People often ask her: What do I say? What do I do? She advises: Hold the person’s hand, read a book, go for a walk or watch a show with the person.
She is among four people trained to give presentations in a newly formed chapter of Dementia Friends Indiana, a group that educates the public so people with dementia will be accepted and understood in the community.
The group plans to start with local fire departments but hopes to reach out to banks, grocery stores and
churches.

The fire departments in Carmel and Noblesville, both in central Indiana, became the first in the state to require Dementia Friends training for emergency responders, helping them to identify someone who may have dementia. They’re learning how body language, eye contact and tone of voice can help to calm and communicate with someone with dementia, who can become agitated or combative in crisis, according to Dementia Friends Indiana.
Abraham recalls a visit to a hospital with her late mother when the emergency room staff wouldn’t let Abraham follow her mom and help to communicate. Abraham, too, was diagnosed with early onset Alzheimer’s but later stopped her memory lapses after a change in an unrelated medication. Drugs and nutrient imbalances can mimic the symptoms of dementia.

More normal life
The Milton village would be the first nonresidential “day center” that’s officially modeled after Hogeweyk. Van Hal said Hogeweyk’s main concept isn’t about the bricks and mortar but has a lot to do with supporting a person’s own preferences.
“You make your own decisions,” he said. “Choice is very important.”

That can be a challenge since people with dementia often have a hard time knowing or deciding what they want to do.
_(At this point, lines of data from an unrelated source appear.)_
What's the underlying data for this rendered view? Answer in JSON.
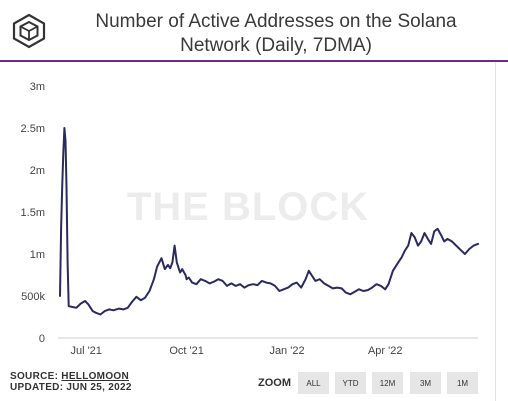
{
  "header": {
    "title_line1": "Number of Active Addresses on the Solana",
    "title_line2": "Network (Daily, 7DMA)",
    "logo_icon": "the-block-cube-logo-icon",
    "accent_color": "#6a2c91"
  },
  "chart_data": {
    "type": "line",
    "watermark": "THE BLOCK",
    "x_ticks": [
      {
        "date": "2021-07-01",
        "label": "Jul '21"
      },
      {
        "date": "2021-10-01",
        "label": "Oct '21"
      },
      {
        "date": "2022-01-01",
        "label": "Jan '22"
      },
      {
        "date": "2022-04-01",
        "label": "Apr '22"
      }
    ],
    "y_ticks": [
      {
        "value": 0,
        "label": "0"
      },
      {
        "value": 500000,
        "label": "500k"
      },
      {
        "value": 1000000,
        "label": "1m"
      },
      {
        "value": 1500000,
        "label": "1.5m"
      },
      {
        "value": 2000000,
        "label": "2m"
      },
      {
        "value": 2500000,
        "label": "2.5m"
      },
      {
        "value": 3000000,
        "label": "3m"
      }
    ],
    "xlim": [
      "2021-06-07",
      "2022-06-25"
    ],
    "ylim": [
      0,
      3000000
    ],
    "grid": false,
    "line_color": "#2b2a5c",
    "series": [
      {
        "x": [
          "2021-06-07",
          "2021-06-08",
          "2021-06-09",
          "2021-06-10",
          "2021-06-11",
          "2021-06-12",
          "2021-06-13",
          "2021-06-14",
          "2021-06-15",
          "2021-06-18",
          "2021-06-22",
          "2021-06-26",
          "2021-06-30",
          "2021-07-03",
          "2021-07-07",
          "2021-07-10",
          "2021-07-14",
          "2021-07-18",
          "2021-07-22",
          "2021-07-26",
          "2021-07-31",
          "2021-08-04",
          "2021-08-08",
          "2021-08-12",
          "2021-08-16",
          "2021-08-20",
          "2021-08-24",
          "2021-08-28",
          "2021-09-01",
          "2021-09-04",
          "2021-09-08",
          "2021-09-11",
          "2021-09-14",
          "2021-09-16",
          "2021-09-18",
          "2021-09-20",
          "2021-09-22",
          "2021-09-25",
          "2021-09-27",
          "2021-09-30",
          "2021-10-01",
          "2021-10-03",
          "2021-10-06",
          "2021-10-10",
          "2021-10-14",
          "2021-10-18",
          "2021-10-22",
          "2021-10-26",
          "2021-10-30",
          "2021-11-03",
          "2021-11-07",
          "2021-11-11",
          "2021-11-15",
          "2021-11-19",
          "2021-11-23",
          "2021-11-27",
          "2021-12-01",
          "2021-12-05",
          "2021-12-09",
          "2021-12-13",
          "2021-12-17",
          "2021-12-21",
          "2021-12-25",
          "2021-12-29",
          "2022-01-02",
          "2022-01-06",
          "2022-01-10",
          "2022-01-14",
          "2022-01-18",
          "2022-01-21",
          "2022-01-23",
          "2022-01-27",
          "2022-01-31",
          "2022-02-04",
          "2022-02-08",
          "2022-02-12",
          "2022-02-16",
          "2022-02-20",
          "2022-02-24",
          "2022-02-28",
          "2022-03-04",
          "2022-03-08",
          "2022-03-12",
          "2022-03-16",
          "2022-03-20",
          "2022-03-24",
          "2022-03-28",
          "2022-04-01",
          "2022-04-04",
          "2022-04-08",
          "2022-04-12",
          "2022-04-16",
          "2022-04-19",
          "2022-04-22",
          "2022-04-25",
          "2022-04-28",
          "2022-05-01",
          "2022-05-04",
          "2022-05-07",
          "2022-05-10",
          "2022-05-13",
          "2022-05-16",
          "2022-05-19",
          "2022-05-22",
          "2022-05-25",
          "2022-05-28",
          "2022-06-01",
          "2022-06-05",
          "2022-06-09",
          "2022-06-13",
          "2022-06-17",
          "2022-06-21",
          "2022-06-25"
        ],
        "y": [
          500000,
          1300000,
          1800000,
          2200000,
          2500000,
          2350000,
          1800000,
          900000,
          380000,
          370000,
          360000,
          410000,
          440000,
          400000,
          320000,
          300000,
          280000,
          320000,
          340000,
          330000,
          350000,
          340000,
          360000,
          430000,
          490000,
          450000,
          480000,
          560000,
          700000,
          850000,
          950000,
          820000,
          870000,
          830000,
          900000,
          1100000,
          900000,
          780000,
          820000,
          750000,
          700000,
          720000,
          660000,
          640000,
          700000,
          680000,
          650000,
          670000,
          700000,
          680000,
          620000,
          650000,
          620000,
          640000,
          600000,
          630000,
          640000,
          630000,
          680000,
          660000,
          650000,
          620000,
          560000,
          580000,
          600000,
          640000,
          660000,
          600000,
          700000,
          800000,
          760000,
          680000,
          700000,
          650000,
          620000,
          590000,
          600000,
          590000,
          540000,
          520000,
          550000,
          580000,
          560000,
          570000,
          600000,
          640000,
          620000,
          580000,
          640000,
          800000,
          880000,
          960000,
          1040000,
          1100000,
          1250000,
          1200000,
          1100000,
          1150000,
          1250000,
          1180000,
          1120000,
          1270000,
          1300000,
          1230000,
          1150000,
          1180000,
          1150000,
          1100000,
          1050000,
          1000000,
          1060000,
          1100000,
          1120000
        ]
      }
    ]
  },
  "footer": {
    "source_prefix": "SOURCE: ",
    "source_link": "HELLOMOON",
    "updated": "UPDATED: JUN 25, 2022",
    "zoom_label": "ZOOM",
    "zoom_buttons": [
      "ALL",
      "YTD",
      "12M",
      "3M",
      "1M"
    ]
  }
}
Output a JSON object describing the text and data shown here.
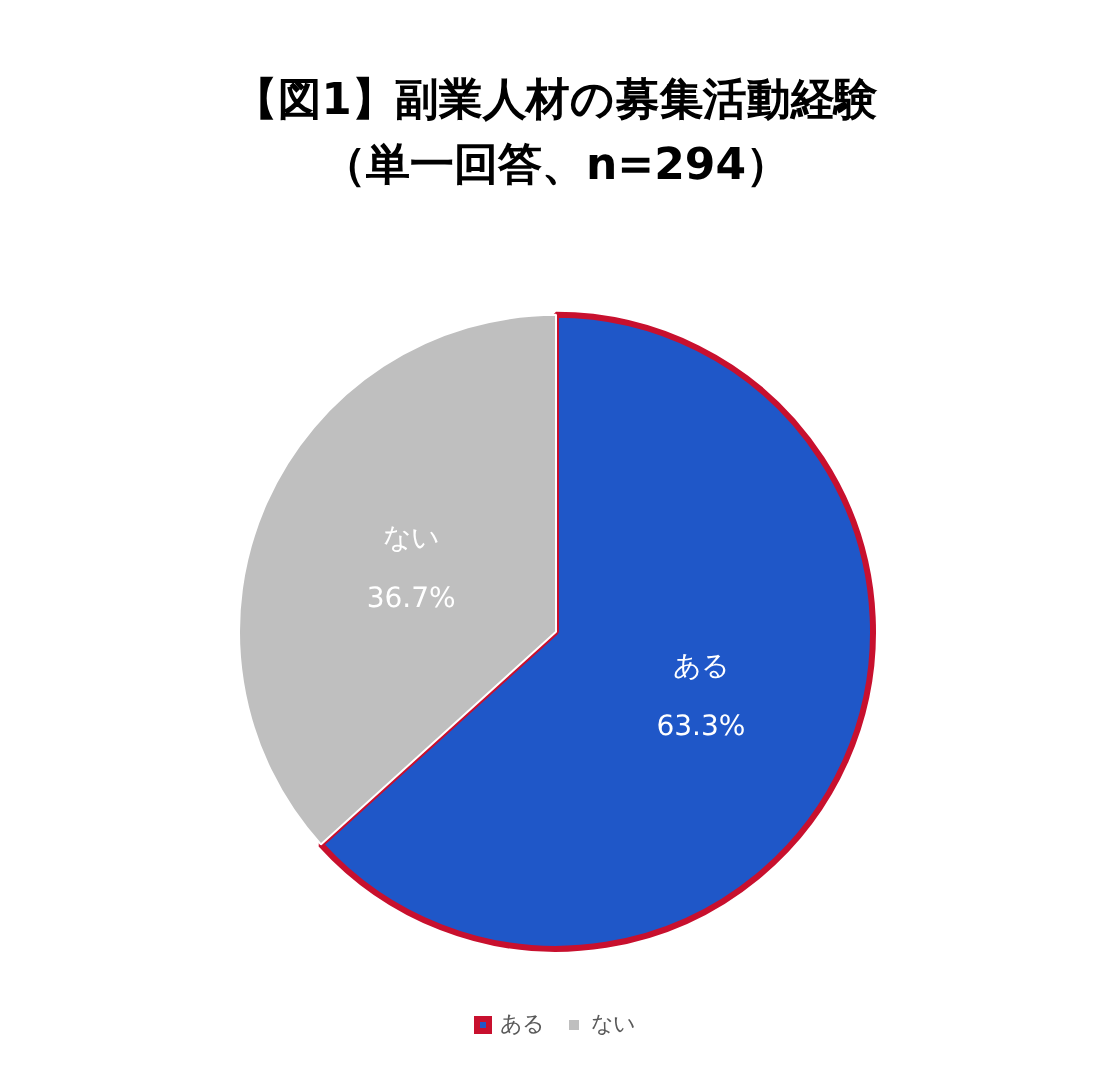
{
  "chart_data": {
    "type": "pie",
    "title": "【図1】副業人材の募集活動経験",
    "subtitle": "（単一回答、n=294）",
    "categories": [
      "ある",
      "ない"
    ],
    "values": [
      63.3,
      36.7
    ],
    "colors": [
      "#1f57c8",
      "#bfbfbf"
    ],
    "value_labels": [
      "63.3%",
      "36.7%"
    ],
    "legend": "bottom"
  }
}
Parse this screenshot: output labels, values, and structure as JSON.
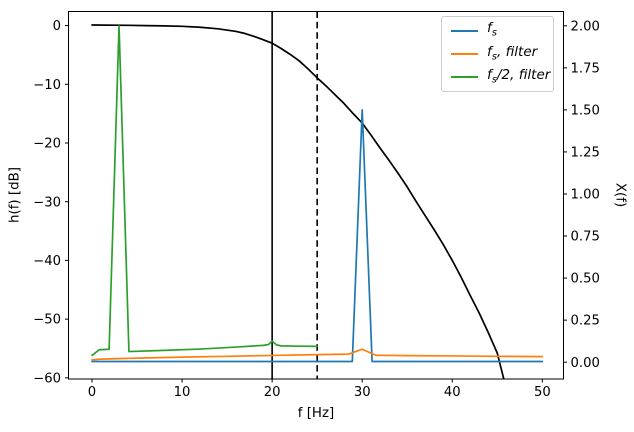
{
  "figure": {
    "axis_labels": {
      "left": "h(f) [dB]",
      "bottom": "f [Hz]",
      "right": "X(f)"
    }
  },
  "legend": {
    "position": "upper right",
    "items": [
      {
        "name": "fs",
        "color": "#1f77b4",
        "pre": "f",
        "sub": "s",
        "post": ""
      },
      {
        "name": "fs-filter",
        "color": "#ff7f0e",
        "pre": "f",
        "sub": "s",
        "post": ", filter"
      },
      {
        "name": "fs2-filter",
        "color": "#2ca02c",
        "pre": "f",
        "sub": "s",
        "post": "/2, filter"
      }
    ]
  },
  "chart_data": {
    "type": "line",
    "title": "",
    "xlabel": "f [Hz]",
    "ylabel_left": "h(f) [dB]",
    "ylabel_right": "X(f)",
    "grid": false,
    "legend_position": "upper right",
    "legend_entries": [
      "fs",
      "fs, filter",
      "fs/2, filter"
    ],
    "xlim": [
      -2.61,
      52.35
    ],
    "ylim_left": [
      -60.2,
      2.4
    ],
    "ylim_right": [
      -0.1,
      2.085
    ],
    "x_ticks": [
      0,
      10,
      20,
      30,
      40,
      50
    ],
    "x_tick_labels": [
      "0",
      "10",
      "20",
      "30",
      "40",
      "50"
    ],
    "y_left_ticks": [
      0,
      -10,
      -20,
      -30,
      -40,
      -50,
      -60
    ],
    "y_left_tick_labels": [
      "0",
      "−10",
      "−20",
      "−30",
      "−40",
      "−50",
      "−60"
    ],
    "y_right_ticks": [
      0,
      0.25,
      0.5,
      0.75,
      1,
      1.25,
      1.5,
      1.75,
      2
    ],
    "y_right_tick_labels": [
      "0.00",
      "0.25",
      "0.50",
      "0.75",
      "1.00",
      "1.25",
      "1.50",
      "1.75",
      "2.00"
    ],
    "vlines": [
      {
        "x": 20,
        "style": "solid",
        "color": "#000000"
      },
      {
        "x": 25,
        "style": "dashed",
        "color": "#000000"
      }
    ],
    "series": [
      {
        "name": "filter-response-h",
        "label": "",
        "axis": "left",
        "color": "#000000",
        "points": [
          [
            0,
            0.1
          ],
          [
            4,
            0.05
          ],
          [
            6,
            0
          ],
          [
            8,
            -0.05
          ],
          [
            10,
            -0.12
          ],
          [
            12,
            -0.28
          ],
          [
            14,
            -0.55
          ],
          [
            16,
            -1.0
          ],
          [
            17,
            -1.35
          ],
          [
            18,
            -1.85
          ],
          [
            19,
            -2.4
          ],
          [
            20,
            -3.0
          ],
          [
            21,
            -3.9
          ],
          [
            22,
            -4.9
          ],
          [
            23,
            -6.0
          ],
          [
            24,
            -7.4
          ],
          [
            25,
            -8.9
          ],
          [
            26,
            -10.3
          ],
          [
            27,
            -11.8
          ],
          [
            28,
            -13.3
          ],
          [
            29,
            -15.0
          ],
          [
            30,
            -16.6
          ],
          [
            31,
            -18.7
          ],
          [
            32,
            -20.9
          ],
          [
            33,
            -23.0
          ],
          [
            34,
            -25.2
          ],
          [
            35,
            -27.5
          ],
          [
            36,
            -30.0
          ],
          [
            37,
            -32.4
          ],
          [
            38,
            -34.8
          ],
          [
            39,
            -37.3
          ],
          [
            40,
            -40.0
          ],
          [
            41,
            -42.9
          ],
          [
            42,
            -46.0
          ],
          [
            43,
            -49.0
          ],
          [
            44,
            -52.3
          ],
          [
            45,
            -55.8
          ],
          [
            45.8,
            -60.7
          ]
        ]
      },
      {
        "name": "fs",
        "label": "fs",
        "axis": "right",
        "color": "#1f77b4",
        "points": [
          [
            0,
            0.004
          ],
          [
            28.9,
            0.004
          ],
          [
            30,
            1.5
          ],
          [
            31.1,
            0.004
          ],
          [
            50,
            0.004
          ]
        ]
      },
      {
        "name": "fs-filter",
        "label": "fs, filter",
        "axis": "right",
        "color": "#ff7f0e",
        "points": [
          [
            0,
            0.014
          ],
          [
            1,
            0.018
          ],
          [
            3,
            0.021
          ],
          [
            5,
            0.024
          ],
          [
            10,
            0.03
          ],
          [
            15,
            0.035
          ],
          [
            20,
            0.04
          ],
          [
            25,
            0.045
          ],
          [
            28.5,
            0.048
          ],
          [
            30,
            0.077
          ],
          [
            31.5,
            0.041
          ],
          [
            35,
            0.039
          ],
          [
            40,
            0.037
          ],
          [
            45,
            0.035
          ],
          [
            50,
            0.033
          ]
        ]
      },
      {
        "name": "fs2-filter",
        "label": "fs/2, filter",
        "axis": "right",
        "color": "#2ca02c",
        "points": [
          [
            0,
            0.04
          ],
          [
            0.8,
            0.074
          ],
          [
            1.9,
            0.077
          ],
          [
            3,
            2.0
          ],
          [
            4.1,
            0.063
          ],
          [
            8,
            0.07
          ],
          [
            12,
            0.078
          ],
          [
            16,
            0.09
          ],
          [
            19,
            0.1
          ],
          [
            19.6,
            0.105
          ],
          [
            20,
            0.125
          ],
          [
            20.5,
            0.103
          ],
          [
            21,
            0.097
          ],
          [
            23,
            0.095
          ],
          [
            25,
            0.094
          ]
        ]
      }
    ]
  }
}
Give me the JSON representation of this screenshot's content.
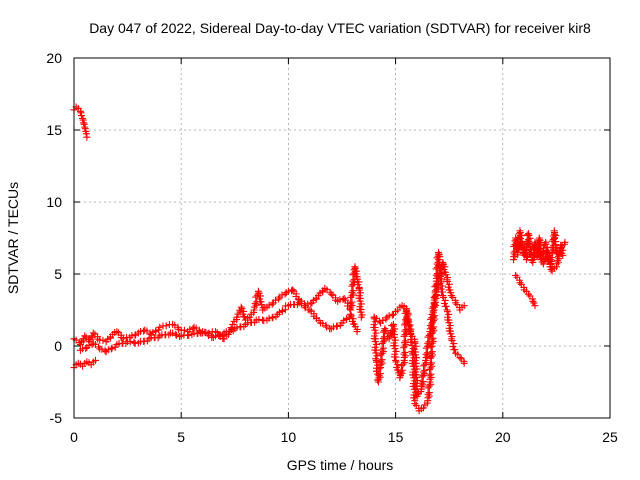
{
  "chart_data": {
    "type": "scatter",
    "title": "Day 047 of 2022, Sidereal Day-to-day VTEC variation (SDTVAR) for receiver kir8",
    "xlabel": "GPS time / hours",
    "ylabel": "SDTVAR / TECUs",
    "xlim": [
      0,
      25
    ],
    "ylim": [
      -5,
      20
    ],
    "xticks": [
      0,
      5,
      10,
      15,
      20,
      25
    ],
    "yticks": [
      -5,
      0,
      5,
      10,
      15,
      20
    ],
    "grid": true,
    "marker": "+",
    "series": [
      {
        "name": "SDTVAR",
        "color": "#ff0000",
        "segments": [
          [
            [
              0.0,
              16.4
            ],
            [
              0.1,
              16.6
            ],
            [
              0.2,
              16.5
            ],
            [
              0.3,
              16.3
            ],
            [
              0.35,
              16.0
            ],
            [
              0.4,
              15.8
            ],
            [
              0.45,
              15.5
            ],
            [
              0.5,
              15.2
            ],
            [
              0.55,
              14.9
            ],
            [
              0.6,
              14.5
            ]
          ],
          [
            [
              0.0,
              -1.5
            ],
            [
              0.2,
              -1.2
            ],
            [
              0.4,
              -1.4
            ],
            [
              0.6,
              -1.1
            ],
            [
              0.8,
              -1.3
            ],
            [
              1.0,
              -1.0
            ]
          ],
          [
            [
              0.0,
              0.5
            ],
            [
              0.3,
              0.1
            ],
            [
              0.5,
              0.7
            ],
            [
              0.7,
              0.3
            ],
            [
              0.9,
              0.9
            ],
            [
              1.2,
              0.4
            ],
            [
              1.5,
              0.3
            ],
            [
              1.8,
              0.8
            ],
            [
              2.0,
              1.0
            ],
            [
              2.3,
              0.5
            ],
            [
              2.6,
              0.6
            ],
            [
              3.0,
              0.9
            ],
            [
              3.3,
              1.1
            ],
            [
              3.6,
              0.8
            ],
            [
              4.0,
              1.3
            ],
            [
              4.3,
              1.4
            ],
            [
              4.6,
              1.5
            ],
            [
              5.0,
              1.1
            ],
            [
              5.3,
              1.0
            ],
            [
              5.6,
              1.3
            ],
            [
              6.0,
              0.9
            ],
            [
              6.3,
              0.9
            ],
            [
              6.6,
              1.0
            ],
            [
              7.0,
              0.5
            ],
            [
              7.2,
              0.8
            ],
            [
              7.4,
              1.5
            ],
            [
              7.6,
              2.0
            ],
            [
              7.8,
              2.7
            ],
            [
              8.0,
              1.8
            ],
            [
              8.2,
              2.0
            ],
            [
              8.4,
              2.5
            ],
            [
              8.6,
              3.8
            ],
            [
              8.8,
              2.5
            ],
            [
              9.0,
              2.7
            ],
            [
              9.3,
              3.0
            ],
            [
              9.6,
              3.4
            ],
            [
              9.9,
              3.7
            ],
            [
              10.2,
              3.9
            ],
            [
              10.5,
              3.2
            ],
            [
              10.8,
              2.8
            ],
            [
              11.1,
              3.0
            ],
            [
              11.4,
              3.5
            ],
            [
              11.7,
              4.0
            ],
            [
              12.0,
              3.6
            ],
            [
              12.3,
              3.1
            ],
            [
              12.6,
              3.3
            ],
            [
              12.9,
              2.5
            ],
            [
              13.1,
              5.5
            ],
            [
              13.3,
              4.0
            ],
            [
              13.4,
              2.0
            ]
          ],
          [
            [
              0.3,
              -0.3
            ],
            [
              0.6,
              -0.1
            ],
            [
              0.9,
              0.2
            ],
            [
              1.2,
              -0.2
            ],
            [
              1.5,
              -0.4
            ],
            [
              2.0,
              0.1
            ],
            [
              2.5,
              0.3
            ],
            [
              3.0,
              0.2
            ],
            [
              3.5,
              0.5
            ],
            [
              4.0,
              0.7
            ],
            [
              4.5,
              0.9
            ],
            [
              5.0,
              0.7
            ],
            [
              5.5,
              0.8
            ],
            [
              6.0,
              1.0
            ],
            [
              6.5,
              0.6
            ],
            [
              7.0,
              0.9
            ],
            [
              7.5,
              1.2
            ],
            [
              8.0,
              1.5
            ],
            [
              8.5,
              1.8
            ],
            [
              9.0,
              1.8
            ],
            [
              9.5,
              2.2
            ],
            [
              10.0,
              2.8
            ],
            [
              10.5,
              3.0
            ],
            [
              11.0,
              2.5
            ],
            [
              11.5,
              1.6
            ],
            [
              12.0,
              1.2
            ],
            [
              12.5,
              1.6
            ],
            [
              12.9,
              2.2
            ],
            [
              13.2,
              1.0
            ]
          ],
          [
            [
              14.0,
              2.0
            ],
            [
              14.1,
              -1.0
            ],
            [
              14.2,
              -2.5
            ],
            [
              14.3,
              -1.5
            ],
            [
              14.5,
              1.2
            ],
            [
              14.7,
              0.5
            ],
            [
              14.9,
              1.5
            ],
            [
              15.0,
              -1.0
            ],
            [
              15.2,
              -2.2
            ],
            [
              15.4,
              -1.0
            ],
            [
              15.5,
              2.5
            ],
            [
              15.6,
              1.5
            ],
            [
              15.7,
              1.0
            ],
            [
              15.8,
              -0.5
            ],
            [
              15.9,
              -4.0
            ],
            [
              16.1,
              -4.5
            ],
            [
              16.3,
              -4.3
            ],
            [
              16.5,
              -3.8
            ],
            [
              16.6,
              -2.5
            ],
            [
              16.7,
              0.0
            ],
            [
              16.8,
              2.5
            ],
            [
              16.9,
              4.5
            ],
            [
              17.0,
              6.5
            ],
            [
              17.1,
              4.5
            ],
            [
              17.2,
              3.5
            ],
            [
              17.4,
              2.5
            ],
            [
              17.6,
              0.5
            ],
            [
              17.8,
              -0.5
            ],
            [
              18.0,
              -0.8
            ],
            [
              18.2,
              -1.2
            ]
          ],
          [
            [
              14.0,
              2.0
            ],
            [
              14.3,
              1.6
            ],
            [
              14.6,
              2.0
            ],
            [
              14.9,
              2.2
            ],
            [
              15.1,
              2.5
            ],
            [
              15.3,
              2.8
            ],
            [
              15.5,
              2.6
            ],
            [
              15.7,
              0.8
            ],
            [
              15.9,
              0.3
            ],
            [
              16.0,
              -3.5
            ],
            [
              16.2,
              -3.0
            ],
            [
              16.4,
              -1.0
            ],
            [
              16.6,
              1.0
            ],
            [
              16.8,
              3.0
            ],
            [
              17.0,
              4.5
            ],
            [
              17.2,
              5.8
            ],
            [
              17.4,
              4.6
            ],
            [
              17.6,
              3.5
            ],
            [
              17.8,
              3.0
            ],
            [
              18.0,
              2.5
            ],
            [
              18.2,
              2.8
            ]
          ],
          [
            [
              20.5,
              6.0
            ],
            [
              20.6,
              7.5
            ],
            [
              20.7,
              6.5
            ],
            [
              20.8,
              8.0
            ],
            [
              20.9,
              7.0
            ],
            [
              21.0,
              6.3
            ],
            [
              21.1,
              6.8
            ],
            [
              21.2,
              7.8
            ],
            [
              21.3,
              6.5
            ],
            [
              21.4,
              5.8
            ],
            [
              21.5,
              7.0
            ],
            [
              21.6,
              6.2
            ],
            [
              21.7,
              7.5
            ],
            [
              21.8,
              6.0
            ],
            [
              21.9,
              6.8
            ],
            [
              22.0,
              7.2
            ],
            [
              22.1,
              6.0
            ],
            [
              22.2,
              5.5
            ],
            [
              22.3,
              6.4
            ],
            [
              22.4,
              8.0
            ],
            [
              22.5,
              6.5
            ],
            [
              22.6,
              6.2
            ],
            [
              22.7,
              7.0
            ],
            [
              22.8,
              6.3
            ]
          ],
          [
            [
              20.5,
              6.0
            ],
            [
              20.7,
              6.5
            ],
            [
              20.9,
              7.2
            ],
            [
              21.1,
              6.0
            ],
            [
              21.3,
              6.7
            ],
            [
              21.5,
              7.2
            ],
            [
              21.7,
              6.4
            ],
            [
              21.9,
              5.7
            ],
            [
              22.1,
              6.6
            ],
            [
              22.3,
              5.2
            ],
            [
              22.5,
              5.5
            ],
            [
              22.7,
              6.8
            ],
            [
              22.9,
              7.2
            ]
          ],
          [
            [
              20.6,
              4.9
            ],
            [
              20.8,
              4.4
            ],
            [
              21.0,
              3.9
            ],
            [
              21.2,
              3.6
            ],
            [
              21.4,
              3.1
            ],
            [
              21.5,
              2.8
            ]
          ]
        ]
      }
    ]
  }
}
Van Hal said staff try to “motivate or stimulate” residents to participate but not to “take over” for them. But he said it’s first critical for Hogeweyk to understand each person’s lifestyle and preferences – so residents continue to do things they’re used to doing. Having a more “normal environment,” he said, makes that easier.
“We must figure out what that person really wants or not wants to do,” he said.
Some people want to spend part of the day alone. Small activities can be important, he said, like having residents help to set the table or do the dishes. They often fix their own sandwiches.

Homes are themed according to residents’ tastes. Traditional homes have plastic tablecloths. Formal homes have linen cloth. The menu in each house also caters to the residents, be it more traditional cuisine or modern.

Van Hal notes that the village isn’t a cure. Residents still deal with the anxieties that come with dementia, though the use of medications for it is much less.
Showing a photo of a resident peeling potatoes for a meal, he said, “By doing this very Dutch thing, peeling potatoes, they feel alive.”